Ce que prévoit l'accord
Les pays latino-américains du Mercosur (Argentine, Brésil, Paraguay, Uruguay) et l'Union européenne ont signé mi-janvier ce traité créant l'une des plus grandes zones de libre-échange au monde. L'accord doit permettre à l'UE d'exporter davantage de voitures, machines, vins et spiritueux vers l'Amérique latine, tout en facilitant l'entrée en Europe de viande bovine, volailles, sucre, riz, miel et soja sud-américains.
Pour ses détracteurs, cet accord risque de bousculer l'agriculture européenne avec des produits importés moins chers et pas forcément respectueux des normes de l'UE. Le secteur agricole a multiplié les mobilisations contre ce texte.

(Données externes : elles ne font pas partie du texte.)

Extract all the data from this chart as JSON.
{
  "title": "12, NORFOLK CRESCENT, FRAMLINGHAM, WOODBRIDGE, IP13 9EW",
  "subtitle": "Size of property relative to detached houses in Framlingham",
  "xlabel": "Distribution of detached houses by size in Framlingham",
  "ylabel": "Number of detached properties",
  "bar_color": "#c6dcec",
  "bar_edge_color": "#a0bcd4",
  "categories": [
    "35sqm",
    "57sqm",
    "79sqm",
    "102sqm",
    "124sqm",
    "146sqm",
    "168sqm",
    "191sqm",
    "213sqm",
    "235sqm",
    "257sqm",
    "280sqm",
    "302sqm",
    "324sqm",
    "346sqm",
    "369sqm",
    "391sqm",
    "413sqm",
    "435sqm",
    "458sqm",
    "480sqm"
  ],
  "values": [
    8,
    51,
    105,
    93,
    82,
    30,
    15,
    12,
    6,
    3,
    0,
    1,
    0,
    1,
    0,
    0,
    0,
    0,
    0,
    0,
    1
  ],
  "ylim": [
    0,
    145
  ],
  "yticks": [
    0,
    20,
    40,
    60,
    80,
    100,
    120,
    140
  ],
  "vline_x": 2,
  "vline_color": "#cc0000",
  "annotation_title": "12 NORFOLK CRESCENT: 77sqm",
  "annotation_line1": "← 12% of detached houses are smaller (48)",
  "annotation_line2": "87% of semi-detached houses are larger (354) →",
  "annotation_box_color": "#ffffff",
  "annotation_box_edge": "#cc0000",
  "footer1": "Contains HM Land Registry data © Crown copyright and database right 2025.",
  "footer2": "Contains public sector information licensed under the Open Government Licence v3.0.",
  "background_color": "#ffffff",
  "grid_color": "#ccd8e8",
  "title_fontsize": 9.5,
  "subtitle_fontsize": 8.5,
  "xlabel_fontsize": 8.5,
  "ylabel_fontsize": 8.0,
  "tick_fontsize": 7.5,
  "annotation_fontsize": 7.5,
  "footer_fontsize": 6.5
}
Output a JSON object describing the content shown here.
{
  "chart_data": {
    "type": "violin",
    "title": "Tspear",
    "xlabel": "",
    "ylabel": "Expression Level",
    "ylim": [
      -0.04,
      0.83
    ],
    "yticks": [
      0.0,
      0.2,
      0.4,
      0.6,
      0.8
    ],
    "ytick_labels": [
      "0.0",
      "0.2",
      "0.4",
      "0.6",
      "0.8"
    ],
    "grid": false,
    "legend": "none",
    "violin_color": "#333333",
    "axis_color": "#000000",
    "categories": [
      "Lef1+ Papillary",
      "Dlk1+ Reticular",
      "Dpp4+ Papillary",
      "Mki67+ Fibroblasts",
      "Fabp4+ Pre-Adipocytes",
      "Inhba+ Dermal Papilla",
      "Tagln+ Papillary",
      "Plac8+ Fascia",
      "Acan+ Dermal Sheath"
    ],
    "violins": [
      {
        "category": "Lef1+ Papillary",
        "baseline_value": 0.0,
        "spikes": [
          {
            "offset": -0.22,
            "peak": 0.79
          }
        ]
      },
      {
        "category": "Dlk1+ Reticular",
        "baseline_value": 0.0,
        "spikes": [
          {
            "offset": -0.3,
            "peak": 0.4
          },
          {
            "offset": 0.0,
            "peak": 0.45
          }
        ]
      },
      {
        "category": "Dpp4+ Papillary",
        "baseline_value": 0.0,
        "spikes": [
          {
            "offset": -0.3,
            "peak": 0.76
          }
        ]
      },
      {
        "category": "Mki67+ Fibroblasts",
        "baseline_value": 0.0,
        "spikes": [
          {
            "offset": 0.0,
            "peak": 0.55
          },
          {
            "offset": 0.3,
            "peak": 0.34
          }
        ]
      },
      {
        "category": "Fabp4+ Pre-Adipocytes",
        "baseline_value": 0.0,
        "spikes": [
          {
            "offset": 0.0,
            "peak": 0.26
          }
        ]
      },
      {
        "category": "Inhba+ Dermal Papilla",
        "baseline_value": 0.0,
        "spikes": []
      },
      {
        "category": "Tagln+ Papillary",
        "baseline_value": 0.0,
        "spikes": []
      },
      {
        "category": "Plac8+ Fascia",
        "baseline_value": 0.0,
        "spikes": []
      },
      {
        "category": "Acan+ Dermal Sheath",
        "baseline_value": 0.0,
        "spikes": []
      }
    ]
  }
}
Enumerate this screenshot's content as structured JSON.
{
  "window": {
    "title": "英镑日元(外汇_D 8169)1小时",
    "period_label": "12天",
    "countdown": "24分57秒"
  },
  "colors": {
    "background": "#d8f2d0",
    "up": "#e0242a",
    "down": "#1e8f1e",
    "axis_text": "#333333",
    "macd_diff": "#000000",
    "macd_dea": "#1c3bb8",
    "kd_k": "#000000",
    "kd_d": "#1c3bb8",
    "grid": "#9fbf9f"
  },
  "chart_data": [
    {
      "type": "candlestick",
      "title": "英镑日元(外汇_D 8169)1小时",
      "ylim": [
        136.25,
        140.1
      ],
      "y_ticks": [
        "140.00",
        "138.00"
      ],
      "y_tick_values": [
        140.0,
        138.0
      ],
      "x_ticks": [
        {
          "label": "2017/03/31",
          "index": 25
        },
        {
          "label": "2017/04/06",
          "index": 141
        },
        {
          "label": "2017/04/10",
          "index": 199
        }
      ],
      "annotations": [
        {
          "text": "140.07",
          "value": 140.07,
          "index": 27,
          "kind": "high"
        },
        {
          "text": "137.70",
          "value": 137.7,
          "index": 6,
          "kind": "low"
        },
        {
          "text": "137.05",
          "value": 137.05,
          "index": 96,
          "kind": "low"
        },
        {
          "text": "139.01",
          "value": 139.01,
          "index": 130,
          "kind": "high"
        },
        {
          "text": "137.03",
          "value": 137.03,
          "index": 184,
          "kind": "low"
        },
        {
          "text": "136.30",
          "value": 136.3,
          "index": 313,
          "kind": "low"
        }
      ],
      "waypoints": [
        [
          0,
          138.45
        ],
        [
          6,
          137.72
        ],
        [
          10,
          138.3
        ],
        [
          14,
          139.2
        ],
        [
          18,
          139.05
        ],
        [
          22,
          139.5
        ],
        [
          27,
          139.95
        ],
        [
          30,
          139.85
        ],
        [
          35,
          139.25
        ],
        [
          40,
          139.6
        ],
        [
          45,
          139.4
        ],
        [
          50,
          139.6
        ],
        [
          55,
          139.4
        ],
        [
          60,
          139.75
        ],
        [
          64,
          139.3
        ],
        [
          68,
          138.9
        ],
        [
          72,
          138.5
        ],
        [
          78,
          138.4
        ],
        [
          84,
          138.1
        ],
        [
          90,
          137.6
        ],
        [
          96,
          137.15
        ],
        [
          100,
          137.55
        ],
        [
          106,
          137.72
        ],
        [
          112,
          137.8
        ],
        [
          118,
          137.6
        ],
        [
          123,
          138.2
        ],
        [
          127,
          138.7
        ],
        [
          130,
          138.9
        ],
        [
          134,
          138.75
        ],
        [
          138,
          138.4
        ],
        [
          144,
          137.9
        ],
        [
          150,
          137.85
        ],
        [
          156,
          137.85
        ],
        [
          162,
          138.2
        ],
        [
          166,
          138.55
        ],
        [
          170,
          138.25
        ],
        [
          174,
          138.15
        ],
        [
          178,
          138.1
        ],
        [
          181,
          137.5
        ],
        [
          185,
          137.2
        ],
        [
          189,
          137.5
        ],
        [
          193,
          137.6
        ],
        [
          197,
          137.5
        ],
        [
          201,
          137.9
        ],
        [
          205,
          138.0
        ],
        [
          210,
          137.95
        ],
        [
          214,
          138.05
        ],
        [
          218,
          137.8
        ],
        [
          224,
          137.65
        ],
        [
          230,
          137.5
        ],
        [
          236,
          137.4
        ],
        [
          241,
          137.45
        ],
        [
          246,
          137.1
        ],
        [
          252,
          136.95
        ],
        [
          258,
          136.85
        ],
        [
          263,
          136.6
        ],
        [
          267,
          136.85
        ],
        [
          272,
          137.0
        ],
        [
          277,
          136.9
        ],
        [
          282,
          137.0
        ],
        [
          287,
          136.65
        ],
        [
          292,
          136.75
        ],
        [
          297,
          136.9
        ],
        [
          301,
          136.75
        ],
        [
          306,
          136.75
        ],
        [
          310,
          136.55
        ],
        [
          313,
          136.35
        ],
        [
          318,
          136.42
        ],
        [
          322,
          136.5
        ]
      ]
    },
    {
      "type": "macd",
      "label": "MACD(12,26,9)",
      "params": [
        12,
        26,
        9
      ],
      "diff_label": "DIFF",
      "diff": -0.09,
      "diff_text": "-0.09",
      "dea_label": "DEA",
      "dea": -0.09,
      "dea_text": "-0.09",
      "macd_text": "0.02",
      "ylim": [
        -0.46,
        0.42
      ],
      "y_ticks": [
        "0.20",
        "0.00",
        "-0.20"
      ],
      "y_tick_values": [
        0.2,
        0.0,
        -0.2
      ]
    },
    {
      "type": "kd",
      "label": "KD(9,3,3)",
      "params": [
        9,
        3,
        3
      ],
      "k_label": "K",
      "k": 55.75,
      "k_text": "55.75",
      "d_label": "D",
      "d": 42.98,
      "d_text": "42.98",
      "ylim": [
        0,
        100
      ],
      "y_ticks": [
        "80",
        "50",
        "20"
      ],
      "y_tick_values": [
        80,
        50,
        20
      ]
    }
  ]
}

Prochaines étapes et contexte géopolitique
La Commission doit notifier formellement les pays du Mercosur de son intention. L'accord entrera en vigueur « deux mois après ces échanges formels », a expliqué Olof Gill, porte-parole de la Commission. L'Argentine et l'Uruguay ont ratifié l'accord jeudi.

« L'application provisoire est, par nature, provisoire », a défendu Ursula von der Leyen, s'engageant à poursuivre le dialogue. Pour une entrée en vigueur définitive, l'accord doit encore être ratifié par le Parlement européen, qui a suspendu sa décision dans l'attente d'un avis de la Cour européenne de justice.
Les négociations
La majorité des États européens sont favorables à ce traité. Le chancelier allemand Friedrich Merz avait réclamé cette application provisoire. « Nous avons besoin du Mercosur », a martelé Olof Gill, dans un contexte où le président américain Donald Trump agite la menace de nouveaux droits de douane contre l'Europe.